Anglo American Platinum (Amplats), Impala Platinum (Implats) and Lonmin met the Association of Mineworkers and Construction Union (Amcu) yesterday after first-round talks had failed to end a strike.

More than 70 000 workers have been on strike over pay since January 23.

Producers had lost more than R6.6 billion in revenue while wages forfeited exceeded R2.9bn, a joint website of the companies showed yesterday.

“The strikes are going on longer than planned,” Stephen Meintjes, the head of research at Imara SP Reid, said. “People might have underestimated the mineworkers’ resolve.”

Amcu members want entry-level wages to more than double to R12 500 a month and have rejected a mediated increased offer of 9 percent.

Implats could only guarantee deliveries to offshore customers until the end of this month, marketing executive Derek Engelbrecht told reporters on Thursday.

This round of talks would be “critical” in resolving the impasse, Implats spokesman Johan Theron said yesterday.

“The losses could be so big for both parties that you could easily see a hardening of positions if you miss one another again,” Theron said.

Top producer Amplats was able to fulfil customers’ orders for six to eight weeks, it said in January. Lonmin had stockpiled 42 000 ounces of unrefined metal in the year through to September and had 13 000 ounces of unsold refined platinum, it said last November.

Lonmin declined to comment on guarantees for platinum deliveries. Amplats was not immediately available.

“We’re not that far away”, from producers reaching the end of their stockpiles, Justin Froneman, an equity analyst at SBG Securities, said. “That’s when you’re going to see a real reaction from the market.”

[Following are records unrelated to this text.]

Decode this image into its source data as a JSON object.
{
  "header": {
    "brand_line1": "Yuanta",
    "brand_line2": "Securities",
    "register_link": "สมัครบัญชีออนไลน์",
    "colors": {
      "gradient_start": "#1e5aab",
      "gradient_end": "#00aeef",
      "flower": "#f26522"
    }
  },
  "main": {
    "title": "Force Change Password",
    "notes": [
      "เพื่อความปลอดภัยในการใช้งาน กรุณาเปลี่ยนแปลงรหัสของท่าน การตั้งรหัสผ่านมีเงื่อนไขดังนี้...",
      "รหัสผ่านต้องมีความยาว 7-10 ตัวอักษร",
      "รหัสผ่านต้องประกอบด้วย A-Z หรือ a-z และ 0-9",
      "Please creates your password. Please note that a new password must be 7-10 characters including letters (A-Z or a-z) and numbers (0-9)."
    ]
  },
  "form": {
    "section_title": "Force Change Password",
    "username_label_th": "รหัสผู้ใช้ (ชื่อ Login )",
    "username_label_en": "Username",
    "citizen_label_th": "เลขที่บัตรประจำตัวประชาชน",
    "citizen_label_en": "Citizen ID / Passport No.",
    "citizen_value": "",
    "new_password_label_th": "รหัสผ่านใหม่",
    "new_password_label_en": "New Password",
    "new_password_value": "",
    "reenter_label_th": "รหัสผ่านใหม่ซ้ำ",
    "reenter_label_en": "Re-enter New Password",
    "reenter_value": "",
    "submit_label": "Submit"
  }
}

Amplats lost 2.07 percent to close at R450 yesterday, paring the gain since the strike started to 4.2 percent.

Implats was little changed at R114.57 at yesterday’s close, having lost 9.4 percent since January 23, while Lonmin dropped 0.61 percent to R53.77, taking the drop since the start of the walkout to 9 percent.

Investors had not yet priced in the effect of the strike on companies’ earnings, Froneman said.

“There is more positive sentiment around the companies doing what is right and sticking together,” he said, referring to the producers’ agreement to negotiate as a unit.

“If someone does break rank, I think you’re going to find the dynamic changing very quickly.”

Amcu had not moved during talks “as per the spirit of negotiations”, Mineral Resources Minister Susan Shabangu said at a conference in Toronto at the weekend. “That union is not moving an inch, it’s stuck in one position.

“My understanding is that if that happens, within the labour relations law that’s an unfair labour practice,” she said.

Amplats and the union are due to meet in a Johannesburg court tomorrow after the company asked that Amcu leaders be held in contempt of an order obliging them to prevent violence during the strike.

All three affected producers earlier obtained court permits compelling the union to keep to picketing rules.

An Amcu official was killed in clashes with police and two others were arrested for the attempted murder of an Amplats worker last month.

A winch operator on his way to the company’s Union mine was attacked yesterday, according to a statement by the National Union of Mineworkers.

While dissent within Amcu has emerged, the size of factions has not yet been established.

Gaddafi Mdoda, a former Amcu member, and now a member of The Workers Committee, an unstructured group claiming members at Implats and Amplats, said on Friday that labour was not unified enough for a strike.